Change Dataset values on each epoch with persistent workers

javier_selva · April 19, 2023, 10:54am

Hi!

I am working on a video-loading pipeline. Instead of loading all possible sequences from each video in the dataset, I want to randomly sample N sequences from each video (so all videos are seen at each epoch, but the epoch is a bit shorter). In order to use the full dataset, I would like that at each epoch these N sequences are potentially different. My current approach is holding a “mapping” variable that holds a randomly selected set of indices to be used in the current epoch. What I need is that, at the end of the epoch, some function is called so this mapping is recomputed (and that all workers have the same mapping).

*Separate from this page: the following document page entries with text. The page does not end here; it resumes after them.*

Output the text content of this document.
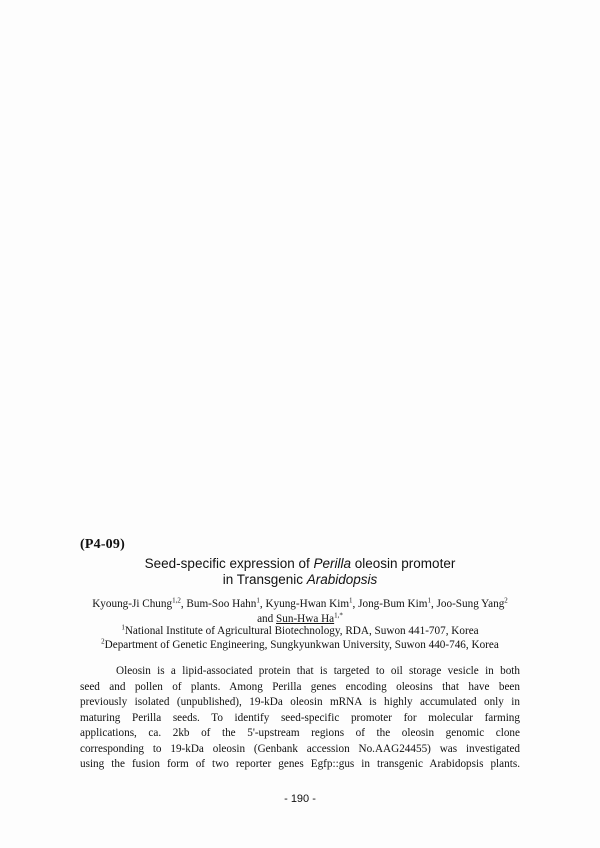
(P4-09)
Seed-specific expression of Perilla oleosin promoter
in Transgenic Arabidopsis
Kyoung-Ji Chung$^{1,2}$, Bum-Soo Hahn$^1$, Kyung-Hwan Kim$^1$, Jong-Bum Kim$^1$, Joo-Sung Yang$^2$
and Sun-Hwa $Ha^{1,*}$
$^1$National Institute of Agricultural Biotechnology, RDA, Suwon 441-707, Korea
$^2$Department of Genetic Engineering, Sungkyunkwan University, Suwon 440-746, Korea
Oleosin is a lipid-associated protein that is targeted to oil storage vesicle in both
seed and pollen of plants. Among Perilla genes encoding oleosins that have been
previously isolated (unpublished), 19-kDa oleosin mRNA is highly accumulated only in
maturing Perilla seeds. To identify seed-specific promoter for molecular farming
applications, ca. 2kb of the 5'-upstream regions of the oleosin genomic clone
corresponding to 19-kDa oleosin (Genbank accession No.AAG24455) was investigated
using the fusion form of two reporter genes Egfp::gus in transgenic Arabidopsis plants.
- 190 -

I wrote the following simplified version of what I want to achieve:

import torch 
class Dummy(torch.utils.data.Dataset):
    def __init__(self,num_sequences, dim):
        self.data = torch.stack([torch.ones(dim)*x for x in range(num_sequences*2)])
        self.num_sequences = num_sequences
        self.mapping = list()
        self.make_mapping()
    
    def __len__(self):
        return self.num_sequences
    
    def __getitem__(self,idx):
        return self.data[self.mapping[idx]]
    
    def make_mapping(self):
        self.mapping = sorted(torch.randperm(len(self.data))[:self.num_sequences].numpy())
        
dset = Dummy(10,1)
dload = torch.utils.data.DataLoader(dset,batch_size=5, num_workers=2,persistent_workers=True)
for e in range(5):
    print(f"Epoch {e}")
    for b in dload:
        print(b)
    dload.dataset.make_mapping()

The problem is when persistent_workers=True, as each worker holds its own copy of the Dataset and this call to make_mapping() seems to have no effect.

I have been searching and while I find people with similar problems (generally related to cropping or different resolution inputs), I do not seem to find a way to fit their solutions (workarounds to actually changing Dataset variables). I also found this, but seems like too much hassle to just shuffle the data.

I would think there should be a way to handle some event at the end of the epoch such that the make_mapping function is called. I tried to do something in these lines by keeping count of the number of times getitem is called, so each worker calls make_mapping if the counter reaches num_sequences // num_workers. This kinda works but as each worker makes its own shuffle, then the same sequence might be seen multiple times in a single epoch.

Having persistent_workers=False definitely works, but I was wondering if there could be a different way to achieve this that I am missing. I took a look at Samplers, but I have never used them and I am not sure if I could achieve this with them.

Thanks a lot in advance!